The Knox County Republican Party may not be the only GOP group looking for a new leader in the near future. Sue Methvin, who chairs the Knox group, has announced her pending retirement, and Jack Barnes' name is being mentioned as a likely successor. On the state level, GOP chair Chip Saltsman is apparently getting credit in high places for "delivering" Al Gore's home state to George W., even though this is a concept not given much credence within the Volunteer State, where Saltsman is best known for his divisive tactics. One outspoken critic, local conservative Lloyd Daughtery, has mixed feelings about Saltsman getting an appointment in D.C.

"It'll be nice to get him out of here, but if he does for the Bush administration what he did for the state Republican Party, get ready for President Hillary Clinton, 2004."

All in the Family

Dolly Parton's family feud has hit the supermarket tabloids. The National Examiner had a two-page spread on the effort by nine of the widow Avie Lee Parton's 11 children (including Dolly) to have her declared incompetent to manage her own affairs. The lawsuit would strip the mother of the right to control her $1 million assets, as well as all her legal rights, down to her driver's license.

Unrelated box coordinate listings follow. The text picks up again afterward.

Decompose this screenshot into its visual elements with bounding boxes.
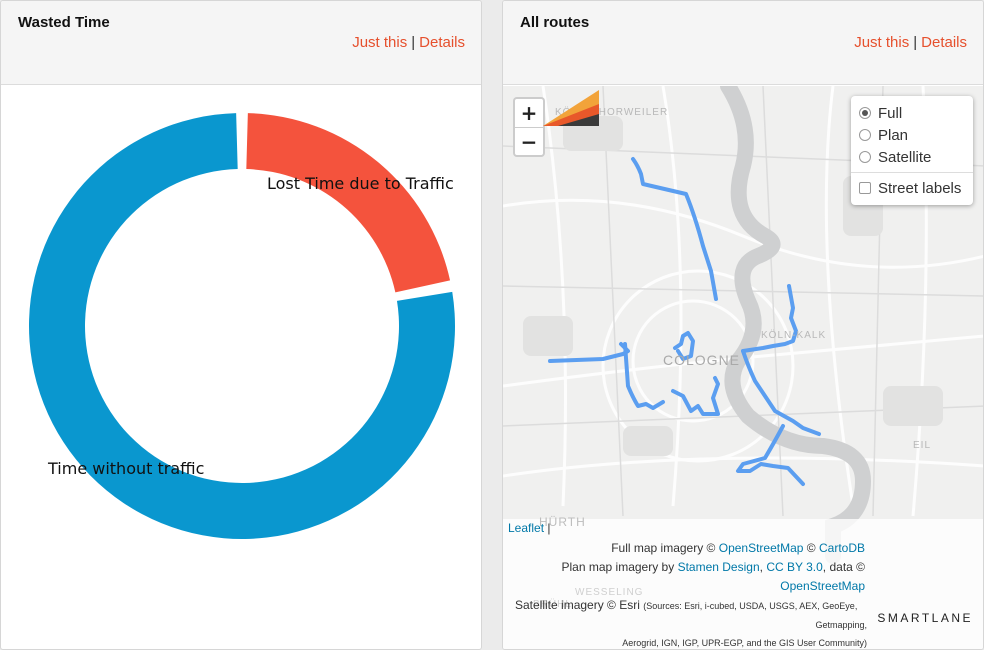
panel-header: All routes Just this | Details — [503, 1, 983, 85]
route-lines — [548, 157, 821, 486]
panel-header: Wasted Time Just this | Details — [1, 1, 481, 85]
plan-attribution: Plan map imagery by Stamen Design, CC BY… — [505, 558, 865, 577]
radio-icon[interactable] — [859, 151, 871, 163]
osm-link[interactable]: OpenStreetMap — [719, 541, 804, 555]
attrib-text: © — [806, 541, 816, 555]
layer-divider — [851, 172, 973, 173]
radio-selected-icon[interactable] — [859, 107, 871, 119]
attrib-text: Full map imagery © — [611, 541, 716, 555]
layer-option-full[interactable]: Full — [859, 102, 965, 124]
river — [720, 86, 872, 564]
routes-map[interactable]: KÖLN-CHORWEILER COLOGNE KÖLN-KALK EIL + … — [503, 86, 983, 649]
attrib-text: Plan map imagery by — [561, 560, 675, 574]
layer-switcher: Full Plan Satellite Street labels — [851, 96, 973, 205]
layer-label: Full — [878, 104, 903, 122]
stamen-link[interactable]: Stamen Design — [678, 560, 760, 574]
layer-option-plan[interactable]: Plan — [859, 124, 965, 146]
attrib-text: , data © — [822, 560, 865, 574]
map-attribution: HÜRTH WESSELING BRÜHL Leaflet | Full map… — [503, 515, 983, 649]
donut-chart: Lost Time due to Traffic Time without tra… — [1, 86, 481, 649]
donut-chart-svg: Lost Time due to Traffic Time without tra… — [29, 113, 455, 539]
overlay-label: Street labels — [878, 179, 962, 197]
panel-title: Wasted Time — [18, 14, 110, 31]
cc-link[interactable]: CC BY 3.0 — [766, 560, 822, 574]
smartlane-logo-text: SMARTLANE — [877, 611, 973, 625]
all-routes-panel: All routes Just this | Details KÖLN-CHOR… — [502, 0, 984, 650]
map-place-label: EIL — [913, 440, 932, 451]
layer-label: Satellite — [878, 148, 932, 166]
attrib-text: Satellite imagery © Esri — [515, 598, 640, 612]
satellite-attribution: Satellite imagery © Esri (Sources: Esri,… — [515, 596, 857, 616]
overlay-street-labels[interactable]: Street labels — [859, 177, 965, 199]
layer-option-satellite[interactable]: Satellite — [859, 146, 965, 168]
attrib-text: Getmapping, — [815, 620, 867, 630]
just-this-link[interactable]: Just this — [854, 34, 909, 51]
map-place-label: KÖLN-KALK — [761, 330, 827, 341]
leaflet-link[interactable]: Leaflet — [508, 521, 544, 535]
checkbox-icon[interactable] — [859, 182, 871, 194]
cartodb-link[interactable]: CartoDB — [819, 541, 865, 555]
just-this-link[interactable]: Just this — [352, 34, 407, 51]
panel-links: Just this | Details — [854, 34, 967, 51]
smartlane-logo-icon — [543, 90, 599, 126]
donut-slice[interactable] — [246, 113, 451, 293]
radio-icon[interactable] — [859, 129, 871, 141]
attrib-text: , — [759, 560, 763, 574]
link-separator: | — [913, 34, 918, 51]
map-place-label: COLOGNE — [663, 352, 741, 368]
attrib-text: (Sources: Esri, i-cubed, USDA, USGS, AEX… — [643, 601, 858, 611]
slice-label: Time without traffic — [47, 459, 204, 478]
satellite-sources: Getmapping, Aerogrid, IGN, IGP, UPR-EGP,… — [507, 616, 867, 649]
panel-links: Just this | Details — [352, 34, 465, 51]
slice-label: Lost Time due to Traffic — [267, 174, 454, 193]
link-separator: | — [411, 34, 416, 51]
full-attribution: Full map imagery © OpenStreetMap © Carto… — [505, 539, 865, 558]
layer-label: Plan — [878, 126, 909, 144]
details-link[interactable]: Details — [419, 34, 465, 51]
details-link[interactable]: Details — [921, 34, 967, 51]
attrib-text: Aerogrid, IGN, IGP, UPR-EGP, and the GIS… — [622, 638, 867, 648]
wasted-time-panel: Wasted Time Just this | Details Lost Time … — [0, 0, 482, 650]
panel-title: All routes — [520, 14, 590, 31]
osm-link[interactable]: OpenStreetMap — [780, 579, 865, 593]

The two youngest Parton offspring, twins Frieda and Floyd, are not a party to the legal action and have hired Knoxville lawyer Dennis Francis to represent their mom.

Francis was quoted extensively in the story, which made the Buffalo, N.Y., native sound like he was straight out of the Mayberry Courthouse. "My wife tells me this makes me sound like Andy Griffith instead of my usual Tony Soprano," Francis said.

Francis said the parties are attempting to reach a compromise that would allow the widow Parton to remain at home and live as independently as possible.

Marshaling Forces

One of the favorite insider "spoils" of the presidential election is up for grabs, and maneuvering is in full swing. The job of U.S. Marshal for the Eastern District of Tennessee was most recently filled by former Knox County Sheriff Joe Fowler, a Democrat. His successor might just be Jay Witt, a longtime local lawman with strong GOP credentials. Witt, an employee of the Knox County Sheriff's Department, has formally applied for the marshal's job. Other names being floated are Sterling Owen IV, a retired FBI agent who has been flirting with the possibility of running against Sheriff Tim Hutchison; Wayne Simms, a deputy marshal stationed in Oklahoma whose father, David Simms, is an active local Republican; and Bob Waggoner, a member of the highly political Waggoner family whose grandfather was a sheriff and whose sister is a judge.